Takeda K, Hamelmann E, Joetham A, Shultz L D, Larsen G L, Irvin C G, Gelfand E W
Division of Basic Sciences and Pulmonary Medicine, Department of Pediatrics, National Jewish Medical and Research Center, Denver, Colorado, USA.
J Exp Med. 1997 Aug 4;186(3):449-54. doi: 10.1084/jem.186.3.449.

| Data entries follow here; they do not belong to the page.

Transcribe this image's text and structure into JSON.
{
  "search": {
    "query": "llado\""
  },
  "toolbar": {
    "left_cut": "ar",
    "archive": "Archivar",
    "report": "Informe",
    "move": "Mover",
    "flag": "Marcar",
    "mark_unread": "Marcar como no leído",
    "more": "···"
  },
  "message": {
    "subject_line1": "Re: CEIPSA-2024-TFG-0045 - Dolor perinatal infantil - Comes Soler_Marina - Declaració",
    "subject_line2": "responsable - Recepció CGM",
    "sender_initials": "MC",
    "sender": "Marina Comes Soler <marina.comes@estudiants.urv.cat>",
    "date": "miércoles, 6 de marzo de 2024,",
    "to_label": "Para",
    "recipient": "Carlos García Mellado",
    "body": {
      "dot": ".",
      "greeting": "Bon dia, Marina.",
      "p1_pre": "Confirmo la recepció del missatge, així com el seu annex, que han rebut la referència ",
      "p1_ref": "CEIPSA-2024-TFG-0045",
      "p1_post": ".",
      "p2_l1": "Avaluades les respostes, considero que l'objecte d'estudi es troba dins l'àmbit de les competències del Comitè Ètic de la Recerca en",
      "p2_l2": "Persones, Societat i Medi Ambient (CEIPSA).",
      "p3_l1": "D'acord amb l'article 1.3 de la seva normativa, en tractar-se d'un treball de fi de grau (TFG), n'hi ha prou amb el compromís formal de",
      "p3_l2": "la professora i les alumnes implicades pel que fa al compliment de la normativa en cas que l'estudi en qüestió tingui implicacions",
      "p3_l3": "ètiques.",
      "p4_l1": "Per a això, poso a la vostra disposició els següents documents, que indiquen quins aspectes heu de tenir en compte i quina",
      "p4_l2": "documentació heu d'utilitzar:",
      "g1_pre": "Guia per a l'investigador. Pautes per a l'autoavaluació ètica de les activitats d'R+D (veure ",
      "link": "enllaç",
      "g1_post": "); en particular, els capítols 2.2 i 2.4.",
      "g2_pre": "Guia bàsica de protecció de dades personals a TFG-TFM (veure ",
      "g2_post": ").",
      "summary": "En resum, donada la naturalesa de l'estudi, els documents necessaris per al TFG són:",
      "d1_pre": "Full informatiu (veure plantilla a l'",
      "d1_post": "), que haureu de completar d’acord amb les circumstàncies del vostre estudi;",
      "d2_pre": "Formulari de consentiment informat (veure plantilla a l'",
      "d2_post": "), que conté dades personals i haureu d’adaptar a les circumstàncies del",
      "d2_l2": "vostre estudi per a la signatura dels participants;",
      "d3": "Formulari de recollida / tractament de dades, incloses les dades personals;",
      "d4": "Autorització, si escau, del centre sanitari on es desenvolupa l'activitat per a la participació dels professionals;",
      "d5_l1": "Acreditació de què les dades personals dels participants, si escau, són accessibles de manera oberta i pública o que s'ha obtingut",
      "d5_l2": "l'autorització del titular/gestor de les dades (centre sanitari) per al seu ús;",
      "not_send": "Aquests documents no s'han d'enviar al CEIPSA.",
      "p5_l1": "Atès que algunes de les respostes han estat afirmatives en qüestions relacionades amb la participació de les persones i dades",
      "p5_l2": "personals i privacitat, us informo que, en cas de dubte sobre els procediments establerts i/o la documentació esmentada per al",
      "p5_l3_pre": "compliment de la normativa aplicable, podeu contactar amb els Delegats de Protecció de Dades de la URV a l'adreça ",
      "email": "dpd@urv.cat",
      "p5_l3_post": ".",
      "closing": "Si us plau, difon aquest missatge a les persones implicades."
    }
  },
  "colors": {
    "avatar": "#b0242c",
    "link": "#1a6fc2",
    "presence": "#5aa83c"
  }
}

Mast cells are the main effector cells of immediate hypersensitivity and anaphylaxis. Their role in the development of allergen-induced airway hyperresponsiveness (AHR) is controversial and based on indirect evidence. To address these issues, mast cell-deficient mice (W/W v) and their congenic littermates were sensitized to ovalbumin (OVA) by intraperitoneal injection and subsequently challenged with OVA via the airways. Comparison of OVA-specific immunoglobulin E (IgE) levels in the serum and numbers of eosinophils in bronchoalveolar lavage fluid or lung digests showed no differences between the two groups of mice. Further, measurements of airway resistance and dynamic compliance at baseline and after inhalation of methacholine were similar. These data indicate that mast cells or IgE-mast cell activation is not required for the development of eosinophilic inflammation and AHR in mice sensitized to allergen via the intraperitoneal route and challenged via the airways.
肥大细胞是速发型超敏反应和过敏反应的主要效应细胞。它们在变应原诱导的气道高反应性(AHR)发展中的作用存在争议且基于间接证据。为解决这些问题,将肥大细胞缺陷小鼠(W/W v)及其同基因同窝小鼠通过腹腔注射对卵清蛋白(OVA)进行致敏,随后经气道用OVA进行激发。血清中OVA特异性免疫球蛋白E(IgE)水平以及支气管肺泡灌洗液或肺消化液中嗜酸性粒细胞数量的比较显示两组小鼠之间无差异。此外,基线时以及吸入乙酰甲胆碱后的气道阻力和动态顺应性测量结果相似。这些数据表明,对于经腹腔途径致敏并经气道激发的变应原致敏小鼠,嗜酸性粒细胞炎症和AHR的发展不需要肥大细胞或IgE-肥大细胞激活。